There’s more than one way to fillet and smoke a salmon. That was the message of a Dena’ina Salmon Smoking Demo hosted July 19 at the Kenai National Wildlife Refuge’s Visitor Center by members of the Salamatof Tribe’s Duhdeldiht Youth Services’ summer youth intern program.
The demonstration was part of the refuge’s celebration of Fish Week 2023, which brought a variety of hands-on activities and workshops to the center from Tuesday through Saturday.
The interns and some of their instructors showed off the traditional method of preparing a fish for smoking. They filleted salmon, cut the fillets into strips, hung them on twine and brined them — the product ready to be put into a smoker. They also showed a “modern” technique, as well as a few variations on some of the steps.
Salmon were filleted three ways on Wednesday, first by Ransom Hayes in likely the most familiar fashion, a knife going in behind the gills and riding the spine, then cutting along the ribs to produce the fillet.
Next, Chris Anderson showed a way to do both of the long cuts at once. He removed the fins and head, then cut down the spine and along the ribs, “ribbing the fish” at the same time. He said it’s important to cut as close to the spine as possible, and that if the blade is in the right spot it’ll let out a “click, click, click” along the bones.

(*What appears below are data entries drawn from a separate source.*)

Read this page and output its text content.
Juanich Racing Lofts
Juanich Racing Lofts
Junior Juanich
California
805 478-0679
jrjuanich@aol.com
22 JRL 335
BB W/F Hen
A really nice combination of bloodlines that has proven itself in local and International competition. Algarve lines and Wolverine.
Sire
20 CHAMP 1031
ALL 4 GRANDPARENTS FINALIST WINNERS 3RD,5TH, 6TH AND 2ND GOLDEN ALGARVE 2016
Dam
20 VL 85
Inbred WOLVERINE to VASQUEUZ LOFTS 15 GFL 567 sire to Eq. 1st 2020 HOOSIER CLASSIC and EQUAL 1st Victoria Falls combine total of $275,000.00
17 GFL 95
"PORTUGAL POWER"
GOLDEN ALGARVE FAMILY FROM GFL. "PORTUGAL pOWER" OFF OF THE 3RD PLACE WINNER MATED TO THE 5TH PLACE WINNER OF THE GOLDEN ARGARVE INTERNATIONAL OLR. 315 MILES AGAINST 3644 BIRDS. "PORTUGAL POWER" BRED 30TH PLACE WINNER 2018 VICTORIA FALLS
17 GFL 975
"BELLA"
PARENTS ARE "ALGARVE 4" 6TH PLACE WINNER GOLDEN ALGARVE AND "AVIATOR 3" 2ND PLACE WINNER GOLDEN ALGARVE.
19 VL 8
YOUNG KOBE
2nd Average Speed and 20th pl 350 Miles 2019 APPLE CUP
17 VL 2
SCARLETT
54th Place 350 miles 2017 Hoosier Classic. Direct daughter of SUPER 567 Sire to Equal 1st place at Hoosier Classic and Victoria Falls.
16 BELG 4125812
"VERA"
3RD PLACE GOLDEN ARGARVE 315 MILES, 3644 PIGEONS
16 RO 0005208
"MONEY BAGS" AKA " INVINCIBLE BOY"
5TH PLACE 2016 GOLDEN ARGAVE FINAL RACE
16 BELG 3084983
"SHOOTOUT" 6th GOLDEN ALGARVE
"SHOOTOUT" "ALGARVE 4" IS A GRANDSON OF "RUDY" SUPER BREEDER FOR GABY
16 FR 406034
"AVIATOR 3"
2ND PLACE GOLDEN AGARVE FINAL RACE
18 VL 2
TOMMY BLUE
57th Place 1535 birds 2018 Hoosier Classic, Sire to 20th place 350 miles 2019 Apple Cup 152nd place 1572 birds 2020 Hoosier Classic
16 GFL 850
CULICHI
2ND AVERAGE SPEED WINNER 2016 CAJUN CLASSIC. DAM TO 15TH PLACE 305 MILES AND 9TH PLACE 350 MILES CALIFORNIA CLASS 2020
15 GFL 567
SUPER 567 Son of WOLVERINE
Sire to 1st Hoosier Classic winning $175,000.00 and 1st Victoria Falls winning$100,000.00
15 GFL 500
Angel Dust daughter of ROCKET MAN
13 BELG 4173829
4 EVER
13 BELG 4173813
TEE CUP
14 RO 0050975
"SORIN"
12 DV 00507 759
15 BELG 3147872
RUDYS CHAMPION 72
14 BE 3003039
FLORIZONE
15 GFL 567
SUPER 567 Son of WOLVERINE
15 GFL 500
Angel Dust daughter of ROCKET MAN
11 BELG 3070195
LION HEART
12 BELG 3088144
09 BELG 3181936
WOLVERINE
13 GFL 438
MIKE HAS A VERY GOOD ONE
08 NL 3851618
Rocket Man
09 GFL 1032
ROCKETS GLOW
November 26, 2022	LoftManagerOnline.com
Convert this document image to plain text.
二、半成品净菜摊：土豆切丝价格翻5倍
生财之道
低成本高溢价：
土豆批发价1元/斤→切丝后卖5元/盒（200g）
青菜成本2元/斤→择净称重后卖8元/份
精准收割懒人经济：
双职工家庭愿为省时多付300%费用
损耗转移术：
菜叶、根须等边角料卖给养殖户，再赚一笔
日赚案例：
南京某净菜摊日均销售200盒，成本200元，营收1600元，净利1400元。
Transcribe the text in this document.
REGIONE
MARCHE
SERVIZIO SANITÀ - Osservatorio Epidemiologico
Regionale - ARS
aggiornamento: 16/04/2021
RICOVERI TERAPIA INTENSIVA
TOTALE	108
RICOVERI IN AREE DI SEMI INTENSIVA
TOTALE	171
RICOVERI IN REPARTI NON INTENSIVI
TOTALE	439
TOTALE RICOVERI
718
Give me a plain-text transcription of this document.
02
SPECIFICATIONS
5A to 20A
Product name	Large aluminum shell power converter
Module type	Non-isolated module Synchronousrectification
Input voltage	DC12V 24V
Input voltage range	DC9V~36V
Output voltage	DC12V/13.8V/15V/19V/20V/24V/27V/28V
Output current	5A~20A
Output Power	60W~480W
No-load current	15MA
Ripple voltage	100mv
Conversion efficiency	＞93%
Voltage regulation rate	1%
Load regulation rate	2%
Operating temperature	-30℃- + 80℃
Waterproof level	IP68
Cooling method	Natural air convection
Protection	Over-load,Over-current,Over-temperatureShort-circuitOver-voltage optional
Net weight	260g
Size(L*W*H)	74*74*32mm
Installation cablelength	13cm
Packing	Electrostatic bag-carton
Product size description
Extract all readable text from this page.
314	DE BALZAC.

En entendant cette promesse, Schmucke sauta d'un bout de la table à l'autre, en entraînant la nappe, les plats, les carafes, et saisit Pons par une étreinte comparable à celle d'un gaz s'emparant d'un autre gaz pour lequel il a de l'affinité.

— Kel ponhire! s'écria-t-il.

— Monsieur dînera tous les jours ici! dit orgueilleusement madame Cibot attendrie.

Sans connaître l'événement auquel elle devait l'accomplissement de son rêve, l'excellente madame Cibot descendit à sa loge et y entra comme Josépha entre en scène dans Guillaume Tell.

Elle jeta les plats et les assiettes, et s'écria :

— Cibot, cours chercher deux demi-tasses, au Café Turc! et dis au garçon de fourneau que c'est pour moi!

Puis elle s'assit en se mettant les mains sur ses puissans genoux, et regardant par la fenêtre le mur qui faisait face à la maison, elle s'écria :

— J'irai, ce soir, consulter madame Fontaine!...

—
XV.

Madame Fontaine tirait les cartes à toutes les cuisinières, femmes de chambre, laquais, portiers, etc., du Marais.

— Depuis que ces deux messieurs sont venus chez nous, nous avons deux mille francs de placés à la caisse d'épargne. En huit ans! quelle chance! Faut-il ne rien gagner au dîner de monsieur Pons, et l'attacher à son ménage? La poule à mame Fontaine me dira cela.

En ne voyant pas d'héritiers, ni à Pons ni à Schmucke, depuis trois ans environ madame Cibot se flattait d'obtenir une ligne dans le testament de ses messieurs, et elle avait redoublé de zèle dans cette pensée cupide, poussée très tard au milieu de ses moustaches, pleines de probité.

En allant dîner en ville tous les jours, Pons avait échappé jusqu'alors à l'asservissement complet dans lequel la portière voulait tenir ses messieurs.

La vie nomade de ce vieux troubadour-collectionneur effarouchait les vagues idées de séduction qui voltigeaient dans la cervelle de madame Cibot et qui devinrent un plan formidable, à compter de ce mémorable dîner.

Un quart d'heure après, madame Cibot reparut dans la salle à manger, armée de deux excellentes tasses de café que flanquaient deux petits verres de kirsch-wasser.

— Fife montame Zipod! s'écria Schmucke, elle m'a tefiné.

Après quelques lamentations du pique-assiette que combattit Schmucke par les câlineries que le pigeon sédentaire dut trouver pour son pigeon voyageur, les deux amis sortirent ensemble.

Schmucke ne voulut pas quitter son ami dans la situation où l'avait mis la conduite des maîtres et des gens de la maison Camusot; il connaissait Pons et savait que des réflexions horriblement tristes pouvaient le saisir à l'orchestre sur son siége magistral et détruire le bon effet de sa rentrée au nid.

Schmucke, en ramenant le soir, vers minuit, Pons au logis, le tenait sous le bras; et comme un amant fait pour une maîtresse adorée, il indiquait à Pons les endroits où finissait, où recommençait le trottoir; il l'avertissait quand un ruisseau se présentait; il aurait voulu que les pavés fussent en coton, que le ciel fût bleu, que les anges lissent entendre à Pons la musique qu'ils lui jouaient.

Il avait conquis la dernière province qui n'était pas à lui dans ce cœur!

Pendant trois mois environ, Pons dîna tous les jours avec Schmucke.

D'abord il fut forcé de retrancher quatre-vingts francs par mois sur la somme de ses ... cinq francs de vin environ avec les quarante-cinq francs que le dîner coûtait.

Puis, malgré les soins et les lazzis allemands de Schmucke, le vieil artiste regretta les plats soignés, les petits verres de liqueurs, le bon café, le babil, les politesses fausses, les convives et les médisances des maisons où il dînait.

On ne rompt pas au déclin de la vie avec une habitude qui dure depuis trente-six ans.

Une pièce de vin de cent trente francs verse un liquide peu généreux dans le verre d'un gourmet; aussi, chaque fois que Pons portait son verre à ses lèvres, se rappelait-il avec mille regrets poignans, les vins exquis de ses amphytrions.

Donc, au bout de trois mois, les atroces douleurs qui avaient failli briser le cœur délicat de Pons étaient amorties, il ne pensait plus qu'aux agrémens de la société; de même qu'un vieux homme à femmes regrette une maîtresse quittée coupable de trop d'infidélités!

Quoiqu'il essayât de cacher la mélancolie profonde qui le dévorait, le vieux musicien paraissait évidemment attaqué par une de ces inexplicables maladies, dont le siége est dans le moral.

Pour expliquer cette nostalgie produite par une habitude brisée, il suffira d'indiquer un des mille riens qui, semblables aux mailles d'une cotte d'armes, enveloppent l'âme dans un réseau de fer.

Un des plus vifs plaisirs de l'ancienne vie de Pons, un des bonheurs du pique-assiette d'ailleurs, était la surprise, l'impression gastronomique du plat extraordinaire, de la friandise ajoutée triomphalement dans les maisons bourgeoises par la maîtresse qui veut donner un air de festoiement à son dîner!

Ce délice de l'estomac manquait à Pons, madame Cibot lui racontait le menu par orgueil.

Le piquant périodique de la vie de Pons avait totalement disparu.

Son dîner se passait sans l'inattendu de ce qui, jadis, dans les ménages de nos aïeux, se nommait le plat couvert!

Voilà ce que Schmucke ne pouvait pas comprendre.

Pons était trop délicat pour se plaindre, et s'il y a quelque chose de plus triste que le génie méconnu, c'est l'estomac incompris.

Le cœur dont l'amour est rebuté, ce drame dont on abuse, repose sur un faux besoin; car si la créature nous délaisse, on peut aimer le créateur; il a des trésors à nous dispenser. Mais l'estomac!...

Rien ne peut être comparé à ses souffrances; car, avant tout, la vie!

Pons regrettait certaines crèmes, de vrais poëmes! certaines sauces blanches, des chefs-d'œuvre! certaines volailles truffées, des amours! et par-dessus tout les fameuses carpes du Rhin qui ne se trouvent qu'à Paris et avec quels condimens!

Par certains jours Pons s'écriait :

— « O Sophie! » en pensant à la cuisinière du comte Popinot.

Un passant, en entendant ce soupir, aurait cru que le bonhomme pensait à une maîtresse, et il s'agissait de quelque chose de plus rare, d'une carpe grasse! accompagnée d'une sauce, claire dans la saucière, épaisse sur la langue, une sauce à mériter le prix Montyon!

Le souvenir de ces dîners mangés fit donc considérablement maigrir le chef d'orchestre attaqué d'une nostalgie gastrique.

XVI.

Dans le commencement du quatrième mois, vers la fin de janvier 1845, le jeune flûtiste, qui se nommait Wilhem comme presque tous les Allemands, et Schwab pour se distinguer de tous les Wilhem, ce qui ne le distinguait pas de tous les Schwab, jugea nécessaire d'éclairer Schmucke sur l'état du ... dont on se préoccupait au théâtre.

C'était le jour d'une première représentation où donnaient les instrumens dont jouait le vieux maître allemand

James Wardlow showed off an ulu, a traditional blade that would be used to fillet fish. He didn’t intend to put it to work during the demonstration, but Lead Park Ranger Leah Eskelin produced an additional sockeye.
His work with the ulu looked largely similar to the previous techniques shown, separating the head and then removing the fillets from the body — leaving the two sides connected at the tail joint. He prepared the meat for hanging and drying, cutting grooves into the long fillets so the meat stretched like an accordion.
As the fish were filleted, the group also described uses for meat that otherwise would be discarded. Meat scraped from the leftover spine is good for salmon patties, meat from the head for soup.
After the fillets were cut, Marcus Wong cut the meat into lengthwise strips roughly a finger and a half wide. These strips were tied in pairs with tight loops of twine, tail side up, by JaLeen Gattenby. She said that if the strips were hung upside down, they would slip the loop regardless of how tightly they were bound.
The final step was brining the strips in a solution pure enough that a potato would float in it. The group poured salt into a bucket of water until the potato came bobbing up, then submerged the strips for 10 minutes. After that, the strips were dipped in clean water exactly one time, then ready for placement in a smoker.
Sandy Kay, one of the instructors for the internship program, showed a final variation — cutting the fillet into thicker width-wise pieces and placing them in a dry brine — 3 cups white sugar, 2 cups brown sugar, 1 cup salt. Those would need to sit in a refrigerator for 24 hours, but could then be smoked similarly.
After the demonstration, Anderson passed around samples that resulted from two different smoking methods. The distinct smell of smoked salmon filled the outdoor space.